I, meanwhile, was at my neighbour's being fed sherry, valium, sweet tea and cigarettes when my mum burst into the house.
'We were meant to be invincible'
I cannot begin to imagine how horrific that hour must have been for her, as she looked for me in Market Street.
Later that night, there was a constant stream of visitors at the door, friends and family disbelieving that I could really be okay after being so close.
At about 8pm my mum insisted on taking me back to the hospital. The left side of my body was covered in bruising, there were cuts and bruising to my face and she was worried about any internal injuries.
I was given the all clear and sent home where I watched with disbelief the scenes that were unfolding on the news, finding it difficult to comprehend that I had been a part of it.
It wasn't until the next day that I found out a good friend had been killed. I had been with her just two nights before.
It hadn't occurred to me that any of my friends could have died. We were young, we were meant to be invincible.
The next few months passed in a blur.
I couldn't sleep and was probably drinking a bit too much.
At night I was having more and more flashbacks that I couldn't handle. I felt guilty for walking away when others did not.
My mum sent me to my GP who prescribed sleeping tablets, when I went back for a repeat prescription the third time he, very kindly, said no and that I should look into getting some counselling.
It was nearly six months before I took him up on his advice.
Therapy was something only Americans had, but it helped. Just to vent to a neutral person and to talk things through lifted a lot of the mist from my head.
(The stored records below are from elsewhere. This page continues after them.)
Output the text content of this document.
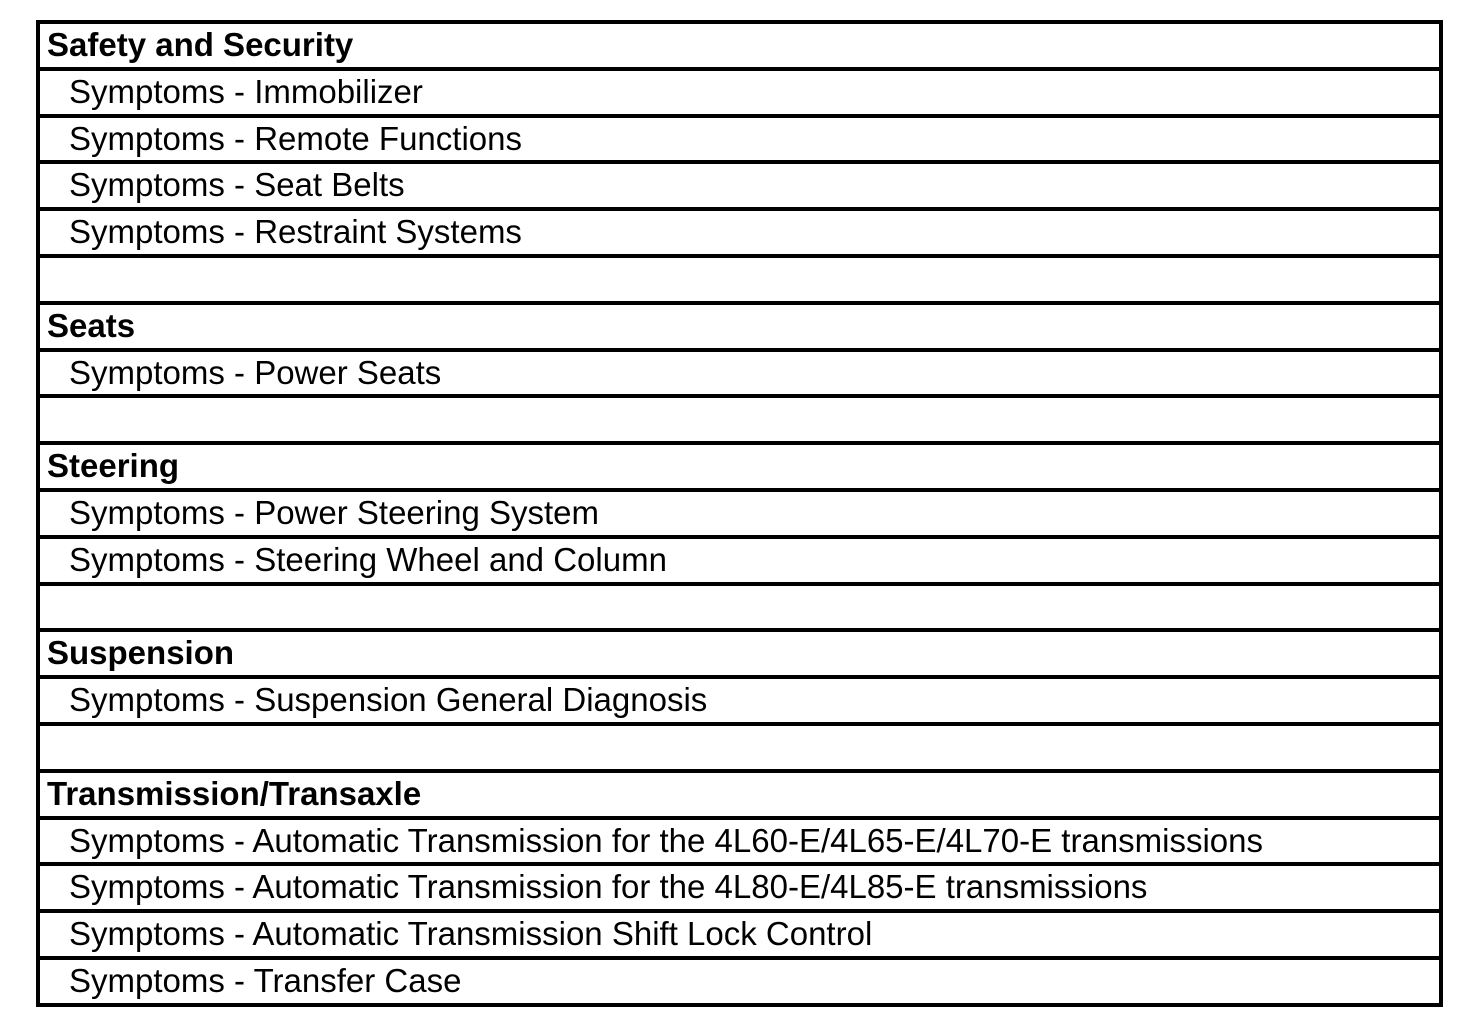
Safety and Security
Symptoms - Immobilizer
Symptoms - Remote Functions
Symptoms - Seat Belts
Symptoms - Restraint Systems
Seats
Symptoms - Power Seats
Steering
Symptoms - Power Steering System
Symptoms - Steering Wheel and Column
Suspension
Symptoms - Suspension General Diagnosis
Transmission/Transaxle
Symptoms - Automatic Transmission for the 4L60-E/4L65-E/4L70-E transmissions
Symptoms - Automatic Transmission for the 4L80-E/4L85-E transmissions
Symptoms - Automatic Transmission Shift Lock Control
Symptoms - Transfer Case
For a long time, when people asked me where I was from I said Tyrone.
If you said you were from Omagh you could see the gradual realisation dawn on a person's face of what that place now meant. That would invariably lead to questions I didn't really want to answer.
'Shaping my life'
Twenty years on, there have been many tears shed, but there has also been a level of acceptance.
I can't deny the bombing is a part of my life.
I was there, it has undeniably shaped the life I now have.
So on Wednesday afternoon, I will attend the memorial service to remember those who didn't survive and to be thankful that I did.